String reboot - (1a) incidental whitespace
Jim Laskey
james.laskey at oracle.com
Thu Apr 18 12:24:23 UTC 2019
I see value in this notion. Early on in the design of RSL we had a trimMargin equivalent defined in String. John suggested some modifications which led to a Swiss Army trimMargin which could handle everything you suggest and much more. In the end, what changed our minds about providing trimMargin in the JDK was the result of the RSL SurveyMonkey, indicating that most developers wanted a clutter free, low maintenance literal.
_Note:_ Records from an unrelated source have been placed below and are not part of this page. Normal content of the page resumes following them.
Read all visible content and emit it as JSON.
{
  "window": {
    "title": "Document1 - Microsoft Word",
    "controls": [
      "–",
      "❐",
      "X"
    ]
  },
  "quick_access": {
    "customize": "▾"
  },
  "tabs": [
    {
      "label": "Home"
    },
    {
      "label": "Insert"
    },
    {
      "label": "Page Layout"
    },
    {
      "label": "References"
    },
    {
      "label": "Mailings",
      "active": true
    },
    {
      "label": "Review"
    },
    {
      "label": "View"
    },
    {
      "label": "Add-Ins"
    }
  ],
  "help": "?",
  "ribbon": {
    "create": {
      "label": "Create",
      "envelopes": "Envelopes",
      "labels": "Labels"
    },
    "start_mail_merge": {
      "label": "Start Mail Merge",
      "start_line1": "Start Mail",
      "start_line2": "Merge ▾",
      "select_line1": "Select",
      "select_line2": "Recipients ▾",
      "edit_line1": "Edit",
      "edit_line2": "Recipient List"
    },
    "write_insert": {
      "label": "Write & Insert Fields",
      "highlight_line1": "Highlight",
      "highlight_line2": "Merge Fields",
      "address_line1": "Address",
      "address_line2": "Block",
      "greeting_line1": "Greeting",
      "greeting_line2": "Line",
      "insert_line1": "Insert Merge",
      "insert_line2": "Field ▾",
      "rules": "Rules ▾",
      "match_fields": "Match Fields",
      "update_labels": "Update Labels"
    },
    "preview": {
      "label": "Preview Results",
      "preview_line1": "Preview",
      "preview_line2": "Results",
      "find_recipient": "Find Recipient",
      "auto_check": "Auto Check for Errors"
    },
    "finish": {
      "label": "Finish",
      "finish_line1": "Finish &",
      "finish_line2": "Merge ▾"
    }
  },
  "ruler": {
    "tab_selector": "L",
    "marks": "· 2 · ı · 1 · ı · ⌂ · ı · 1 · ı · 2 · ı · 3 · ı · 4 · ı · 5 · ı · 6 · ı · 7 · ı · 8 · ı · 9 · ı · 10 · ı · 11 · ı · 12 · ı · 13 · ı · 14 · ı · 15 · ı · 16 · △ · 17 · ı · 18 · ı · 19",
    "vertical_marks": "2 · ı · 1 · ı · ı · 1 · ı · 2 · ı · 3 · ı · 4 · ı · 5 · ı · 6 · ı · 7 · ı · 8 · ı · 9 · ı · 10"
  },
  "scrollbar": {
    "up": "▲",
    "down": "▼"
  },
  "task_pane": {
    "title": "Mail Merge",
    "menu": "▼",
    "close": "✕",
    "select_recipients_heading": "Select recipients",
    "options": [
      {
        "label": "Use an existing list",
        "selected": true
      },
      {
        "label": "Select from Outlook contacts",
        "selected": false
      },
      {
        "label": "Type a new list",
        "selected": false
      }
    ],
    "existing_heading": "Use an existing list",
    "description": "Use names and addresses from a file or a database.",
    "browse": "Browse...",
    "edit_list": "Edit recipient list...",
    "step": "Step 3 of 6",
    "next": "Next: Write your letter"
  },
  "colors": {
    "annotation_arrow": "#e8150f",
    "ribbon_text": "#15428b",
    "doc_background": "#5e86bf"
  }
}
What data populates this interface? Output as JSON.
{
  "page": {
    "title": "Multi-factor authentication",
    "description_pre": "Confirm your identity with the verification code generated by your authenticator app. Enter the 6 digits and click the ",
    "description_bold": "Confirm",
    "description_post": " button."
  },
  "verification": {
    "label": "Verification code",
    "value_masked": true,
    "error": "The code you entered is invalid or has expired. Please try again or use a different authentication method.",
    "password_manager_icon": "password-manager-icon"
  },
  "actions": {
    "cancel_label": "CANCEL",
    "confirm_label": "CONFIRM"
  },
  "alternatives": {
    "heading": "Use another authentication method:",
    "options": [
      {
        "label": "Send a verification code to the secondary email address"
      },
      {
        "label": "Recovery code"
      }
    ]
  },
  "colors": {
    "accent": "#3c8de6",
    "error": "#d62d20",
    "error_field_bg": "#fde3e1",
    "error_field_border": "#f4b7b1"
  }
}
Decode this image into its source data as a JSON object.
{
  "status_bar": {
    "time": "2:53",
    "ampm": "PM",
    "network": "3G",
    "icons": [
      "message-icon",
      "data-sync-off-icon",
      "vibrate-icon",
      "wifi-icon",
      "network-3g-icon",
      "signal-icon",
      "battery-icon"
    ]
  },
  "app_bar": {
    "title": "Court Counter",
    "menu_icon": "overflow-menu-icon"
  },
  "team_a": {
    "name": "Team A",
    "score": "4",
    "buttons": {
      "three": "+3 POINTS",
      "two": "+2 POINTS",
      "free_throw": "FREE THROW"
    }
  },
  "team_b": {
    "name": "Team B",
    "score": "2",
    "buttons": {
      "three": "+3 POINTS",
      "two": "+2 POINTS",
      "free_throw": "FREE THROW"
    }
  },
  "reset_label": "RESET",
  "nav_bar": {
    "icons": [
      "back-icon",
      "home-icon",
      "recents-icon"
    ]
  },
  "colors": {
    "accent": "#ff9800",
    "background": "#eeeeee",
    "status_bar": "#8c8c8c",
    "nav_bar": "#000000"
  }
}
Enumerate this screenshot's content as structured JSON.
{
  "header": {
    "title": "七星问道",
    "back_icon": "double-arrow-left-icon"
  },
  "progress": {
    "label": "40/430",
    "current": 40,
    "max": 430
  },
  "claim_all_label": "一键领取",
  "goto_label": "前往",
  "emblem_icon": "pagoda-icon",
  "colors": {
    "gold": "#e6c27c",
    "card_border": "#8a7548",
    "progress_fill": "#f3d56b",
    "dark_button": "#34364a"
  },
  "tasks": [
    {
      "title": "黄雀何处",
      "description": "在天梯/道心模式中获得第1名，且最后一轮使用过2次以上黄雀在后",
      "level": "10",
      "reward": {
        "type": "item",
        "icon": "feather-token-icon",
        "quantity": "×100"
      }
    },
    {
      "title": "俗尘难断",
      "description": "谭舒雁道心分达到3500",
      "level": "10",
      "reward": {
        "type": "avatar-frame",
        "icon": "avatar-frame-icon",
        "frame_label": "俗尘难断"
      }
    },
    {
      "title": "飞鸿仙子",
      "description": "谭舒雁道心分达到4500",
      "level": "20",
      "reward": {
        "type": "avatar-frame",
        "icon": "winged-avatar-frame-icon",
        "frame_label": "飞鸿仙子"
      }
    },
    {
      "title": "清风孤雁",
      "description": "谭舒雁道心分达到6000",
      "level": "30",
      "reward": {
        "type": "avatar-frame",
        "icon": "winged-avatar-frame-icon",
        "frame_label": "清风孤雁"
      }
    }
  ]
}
Realizing that we would never please everyone, we fell back on the assumption that most were good with the basic literal and that customized align/trim could be handled by String::transform.
Cheers,
-- Jim
> On Apr 17, 2019, at 5:07 PM, Guy Steele <guy.steele at oracle.com> wrote:
>
> Okay, for this message I abandon rectangles and adopt Version 2 of the algorithm, as described by Brian (see below): a trailing blank line before the final delimiter is included in computing the leading whitespace prefix.
>
> Now I return to an idea we’ve seen before:
>
>> From: Tagir Valeev <amaembo at gmail.com <mailto:amaembo at gmail.com>>
>> Date: January 27, 2018 at 3:23:31 AM EST
>>
>> String html = `<html>
>> | <head>
>> | <title>Message</title>
>> | </head>
>> | <body>`.trimMargin();
>
>
> Here Tagir used pipe characters to indicate the intended left-hand margin of the embedded material, and a trimMargin() method to remove them (and preceding whitespace on the line).
>
> So: what if we allow use of that format, but instead of pipes, use double quotes?
>
> String s = “””
> “ I am
> “ a block of text
> “””;
>
> This gives a sort of “partial rectangle” that looks nice, is semi-easy to edit, and works okay with proportional fonts (you may not get good alignment with the leading delimiter, but you can always get perfect alignment with the trailing delimiter). However, functionally it really buys you nothing over what the indentation of the trailing delimiter tells you. So you can use it or not.
>
> Where this option shines is when you really don’t want that trailing newline, but do want specific indentation and don’t want to use a method call .indent(4):
>
> String s = “””
> “ I am
> “ a block of text“””;
>
> So for this design I would suggest adding a rule that until you hit that trailing delimiter, either every line DOES have a leading “, or every line does NOT have a leading “ (error if the two styles are mixed).
>
> If you want to use the style without leading “ but some line of content begins with “, then you have to escape it:
>
> String s = “””
> \"I am
> a block of text"
> “””;
>
> If you really don’t like using an escape (for one thing, it makes the relative indentation of content lines less clear), then use the other style:
>
> String s = “””
> " "I am
> " a block of text"
> “””;
>
> You have choices. I’m not entirely sure I like such a design, but I’m putting it out there for contemplation.
>
>
>> On Apr 17, 2019, at 2:40 PM, Brian Goetz <brian.goetz at oracle.com <mailto:brian.goetz at oracle.com>> wrote:
>>
>> Where this makes a difference is:
>>
>> String s = “””
>> I am
>> a block of text
>> “””;
>>
>> Under Version 1, we would get:
>>
>> I am
>> a block of text
>>
>> Under version 2, we would get
>>
>> I am
>> a block of text
>>
>> Under version 1, if we wanted the latter answer, we would have to do .indent(4) or something like that.
>>
>>
>>> On Apr 17, 2019, at 2:33 PM, Brian Goetz <brian.goetz at oracle.com <mailto:brian.goetz at oracle.com>> wrote:
>>>
>>>>
>>>> I'm sorry I'm not completely caught up on this discussion yet and may have missed something. But I'm confused what the alternative to using the closing delimiter position is. You certainly don't want to magically use the column position of the *opening* delimiter in this example! That is *definitely* incidental, as it depends on what the `query` variable got renamed to later by some refactoring tool. Variable renames shouldn't change program behavior.
>>>>
>>>
>>> Version 1 of the algorithm is:
>>> - Strip leading and trailing blanks (perhaps limited to one each only)
>>> - Compute the maximal common whitespace prefix of the remaining lines, and trim that off each line
>>> - If a blank last line was trimmed, add back a newline
>>>
>>> Version 2 of the algorithm — the “significant closing delimiter” version — is:
>>> - Strip leading and trailing blanks (perhaps limited to one each only)
>>> - Compute the maximal common whitespace prefix of the remaining lines, _including the stripped trailing blank line from above, if any_, and trim that off
>>> - If a blank last line was trimmed, add back a newline
>>>
>>> In other words, the difference is wether we strip off the trailing blank before or after we compute the leading whitespace prefix. In neither case do we use scanner position.